La gente acudía en multitudes a oír sus enseñanzas, contadas en forma de cuentos misteriosos que entretejían leyendas del cerro con verdades masónicas. “La realidad es una proyección de tu templo interior”, decía. “Como Hiram construyó el Templo de Salomón, tú construyes tu universo. No busques fuera; el GADU eres tú, manifestando luz en la oscuridad”. Pero su comportamiento seguía siendo inexplicable para muchos, un enigma que no arrojaba luz sobre sus dones, sino que invitaba a despertar.
Con el tiempo, biógrafos tejieron miles de historias maravillosas alrededor de Artemio, acordes con el apetito del oyente, pero siempre encaminadas a despertar la realidad espiritual invisible. Hoy, pocos hablan de él, del anciano masón, de la cueva paranormal en el Cerro de la Silla —donde accidentes fatales como los del viejo teleférico susurran tragedias olvidadas— o de Hiram Abiff, el maestro constructor del Templo de Dios en Jerusalén.

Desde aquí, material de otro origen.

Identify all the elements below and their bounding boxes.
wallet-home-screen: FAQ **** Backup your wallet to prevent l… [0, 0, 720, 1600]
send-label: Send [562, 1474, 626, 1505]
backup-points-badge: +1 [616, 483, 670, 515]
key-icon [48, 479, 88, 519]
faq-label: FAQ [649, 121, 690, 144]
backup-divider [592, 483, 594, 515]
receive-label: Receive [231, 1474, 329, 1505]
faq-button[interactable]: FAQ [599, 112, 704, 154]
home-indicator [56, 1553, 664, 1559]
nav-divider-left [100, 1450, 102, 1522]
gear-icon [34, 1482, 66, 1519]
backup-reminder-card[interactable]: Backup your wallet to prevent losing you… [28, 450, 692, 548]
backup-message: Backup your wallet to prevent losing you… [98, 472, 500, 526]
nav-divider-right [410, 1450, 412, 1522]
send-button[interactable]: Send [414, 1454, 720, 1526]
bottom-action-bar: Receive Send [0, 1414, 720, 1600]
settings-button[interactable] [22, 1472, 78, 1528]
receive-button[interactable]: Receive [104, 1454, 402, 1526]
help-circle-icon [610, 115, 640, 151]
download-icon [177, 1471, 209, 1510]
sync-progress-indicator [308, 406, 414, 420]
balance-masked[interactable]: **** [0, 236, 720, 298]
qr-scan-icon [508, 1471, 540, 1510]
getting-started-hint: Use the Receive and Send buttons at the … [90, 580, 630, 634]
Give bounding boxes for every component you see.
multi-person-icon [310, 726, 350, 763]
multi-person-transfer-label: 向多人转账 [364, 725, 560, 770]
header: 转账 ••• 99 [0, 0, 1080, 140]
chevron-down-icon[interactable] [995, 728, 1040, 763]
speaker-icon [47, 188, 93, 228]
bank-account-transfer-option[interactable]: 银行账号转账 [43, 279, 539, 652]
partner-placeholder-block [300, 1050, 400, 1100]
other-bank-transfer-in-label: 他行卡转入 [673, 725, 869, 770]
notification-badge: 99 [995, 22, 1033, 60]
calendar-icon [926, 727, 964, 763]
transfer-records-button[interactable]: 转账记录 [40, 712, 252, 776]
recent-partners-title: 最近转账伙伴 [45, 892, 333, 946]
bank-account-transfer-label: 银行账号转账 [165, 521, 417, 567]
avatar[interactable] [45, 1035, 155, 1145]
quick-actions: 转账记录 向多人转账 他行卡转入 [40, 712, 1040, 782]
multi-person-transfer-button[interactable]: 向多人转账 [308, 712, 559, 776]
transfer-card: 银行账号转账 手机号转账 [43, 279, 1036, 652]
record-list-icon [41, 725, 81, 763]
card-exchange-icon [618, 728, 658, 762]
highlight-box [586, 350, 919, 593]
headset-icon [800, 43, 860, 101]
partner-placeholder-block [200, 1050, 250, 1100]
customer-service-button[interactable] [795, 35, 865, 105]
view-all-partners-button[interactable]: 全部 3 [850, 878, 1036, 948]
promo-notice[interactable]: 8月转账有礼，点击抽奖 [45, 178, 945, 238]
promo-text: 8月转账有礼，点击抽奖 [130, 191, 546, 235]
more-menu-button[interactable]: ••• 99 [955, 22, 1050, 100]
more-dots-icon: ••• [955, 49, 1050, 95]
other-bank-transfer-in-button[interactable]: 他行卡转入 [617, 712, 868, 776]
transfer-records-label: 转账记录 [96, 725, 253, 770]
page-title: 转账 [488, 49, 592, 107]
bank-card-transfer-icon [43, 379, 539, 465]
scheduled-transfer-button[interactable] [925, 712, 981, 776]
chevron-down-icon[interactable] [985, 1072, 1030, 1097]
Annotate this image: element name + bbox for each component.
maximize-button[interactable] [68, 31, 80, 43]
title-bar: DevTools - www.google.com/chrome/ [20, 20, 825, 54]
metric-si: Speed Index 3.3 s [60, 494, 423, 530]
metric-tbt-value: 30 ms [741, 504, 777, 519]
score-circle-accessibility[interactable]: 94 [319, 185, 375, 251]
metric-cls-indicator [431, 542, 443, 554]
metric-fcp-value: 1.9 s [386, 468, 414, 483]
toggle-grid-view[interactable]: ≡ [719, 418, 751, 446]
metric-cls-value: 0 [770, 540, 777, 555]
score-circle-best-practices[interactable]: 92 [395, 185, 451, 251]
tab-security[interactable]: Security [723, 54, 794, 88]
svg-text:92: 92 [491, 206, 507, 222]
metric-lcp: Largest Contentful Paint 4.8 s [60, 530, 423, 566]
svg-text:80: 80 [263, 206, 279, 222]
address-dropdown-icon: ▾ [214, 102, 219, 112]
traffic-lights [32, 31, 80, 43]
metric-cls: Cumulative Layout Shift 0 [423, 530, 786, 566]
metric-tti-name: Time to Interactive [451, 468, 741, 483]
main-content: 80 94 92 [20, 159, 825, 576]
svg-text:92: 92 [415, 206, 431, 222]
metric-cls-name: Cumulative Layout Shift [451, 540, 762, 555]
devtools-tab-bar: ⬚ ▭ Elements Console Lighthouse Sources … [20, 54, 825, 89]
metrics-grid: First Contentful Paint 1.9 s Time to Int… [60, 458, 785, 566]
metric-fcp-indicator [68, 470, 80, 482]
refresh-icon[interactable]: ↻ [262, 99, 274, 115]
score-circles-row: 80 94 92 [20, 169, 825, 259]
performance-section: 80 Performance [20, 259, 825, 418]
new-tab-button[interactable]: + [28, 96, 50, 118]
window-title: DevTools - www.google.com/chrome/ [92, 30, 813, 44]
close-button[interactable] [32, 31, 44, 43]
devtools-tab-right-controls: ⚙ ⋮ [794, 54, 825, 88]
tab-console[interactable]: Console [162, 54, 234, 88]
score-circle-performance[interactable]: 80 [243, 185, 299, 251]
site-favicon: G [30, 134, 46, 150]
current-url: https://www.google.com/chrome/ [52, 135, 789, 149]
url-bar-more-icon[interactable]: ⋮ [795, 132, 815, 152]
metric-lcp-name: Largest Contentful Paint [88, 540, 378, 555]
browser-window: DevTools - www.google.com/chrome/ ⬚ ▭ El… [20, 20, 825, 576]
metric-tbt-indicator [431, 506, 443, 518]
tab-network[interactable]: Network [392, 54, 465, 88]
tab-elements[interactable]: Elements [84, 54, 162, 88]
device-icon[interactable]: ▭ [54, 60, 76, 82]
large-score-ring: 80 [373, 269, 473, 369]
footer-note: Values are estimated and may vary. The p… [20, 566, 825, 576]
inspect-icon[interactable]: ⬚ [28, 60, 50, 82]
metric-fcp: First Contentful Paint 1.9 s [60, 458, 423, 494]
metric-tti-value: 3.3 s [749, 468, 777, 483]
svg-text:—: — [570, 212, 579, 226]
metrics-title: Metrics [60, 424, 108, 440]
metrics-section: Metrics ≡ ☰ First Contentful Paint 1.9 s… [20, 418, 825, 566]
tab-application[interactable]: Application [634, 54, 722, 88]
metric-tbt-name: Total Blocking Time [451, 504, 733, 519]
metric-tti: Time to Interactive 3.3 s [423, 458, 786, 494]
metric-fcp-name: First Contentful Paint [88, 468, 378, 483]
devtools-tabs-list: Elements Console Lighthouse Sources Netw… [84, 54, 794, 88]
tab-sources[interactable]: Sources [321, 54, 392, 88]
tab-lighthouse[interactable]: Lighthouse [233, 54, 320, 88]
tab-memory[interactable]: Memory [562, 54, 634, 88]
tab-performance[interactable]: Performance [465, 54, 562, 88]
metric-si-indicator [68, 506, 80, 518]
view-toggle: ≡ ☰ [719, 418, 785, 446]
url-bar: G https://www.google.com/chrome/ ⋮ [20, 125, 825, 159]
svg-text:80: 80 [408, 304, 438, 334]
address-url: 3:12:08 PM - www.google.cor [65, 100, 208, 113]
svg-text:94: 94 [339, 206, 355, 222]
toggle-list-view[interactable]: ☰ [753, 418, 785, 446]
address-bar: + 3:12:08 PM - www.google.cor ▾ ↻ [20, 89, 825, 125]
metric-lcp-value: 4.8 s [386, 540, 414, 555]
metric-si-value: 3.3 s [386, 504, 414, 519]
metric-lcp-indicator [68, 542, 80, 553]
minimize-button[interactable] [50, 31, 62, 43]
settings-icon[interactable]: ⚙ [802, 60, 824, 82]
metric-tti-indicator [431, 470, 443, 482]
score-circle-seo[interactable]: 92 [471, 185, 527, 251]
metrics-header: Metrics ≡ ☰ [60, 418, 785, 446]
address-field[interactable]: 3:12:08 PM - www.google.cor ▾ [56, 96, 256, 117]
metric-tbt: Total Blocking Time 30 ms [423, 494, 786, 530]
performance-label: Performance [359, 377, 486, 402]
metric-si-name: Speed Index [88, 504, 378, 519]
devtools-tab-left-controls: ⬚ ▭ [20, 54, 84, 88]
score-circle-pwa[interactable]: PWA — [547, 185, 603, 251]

Por eso escribo esta historia verídica, la vida de mi Maestro cuando era joven. Yo también visité esa cueva, un rito de paso que enseña: no son las joyas, el oro ni el poder terrenal lo que nos mueve, sino el contacto directo con la divinidad interior. Artemio no se llamaba así; su verdadero nombre queda en el anonimato, como todo iniciado impersonal que entiende que el ego es ilusión. En sus palabras, inspiradas en Castaneda y Don Juan: “Somos guerreros del nagual, arquitectos divinos que moldean realidades. Despierta del poder de tu intento, y el mundo cambia para bien”.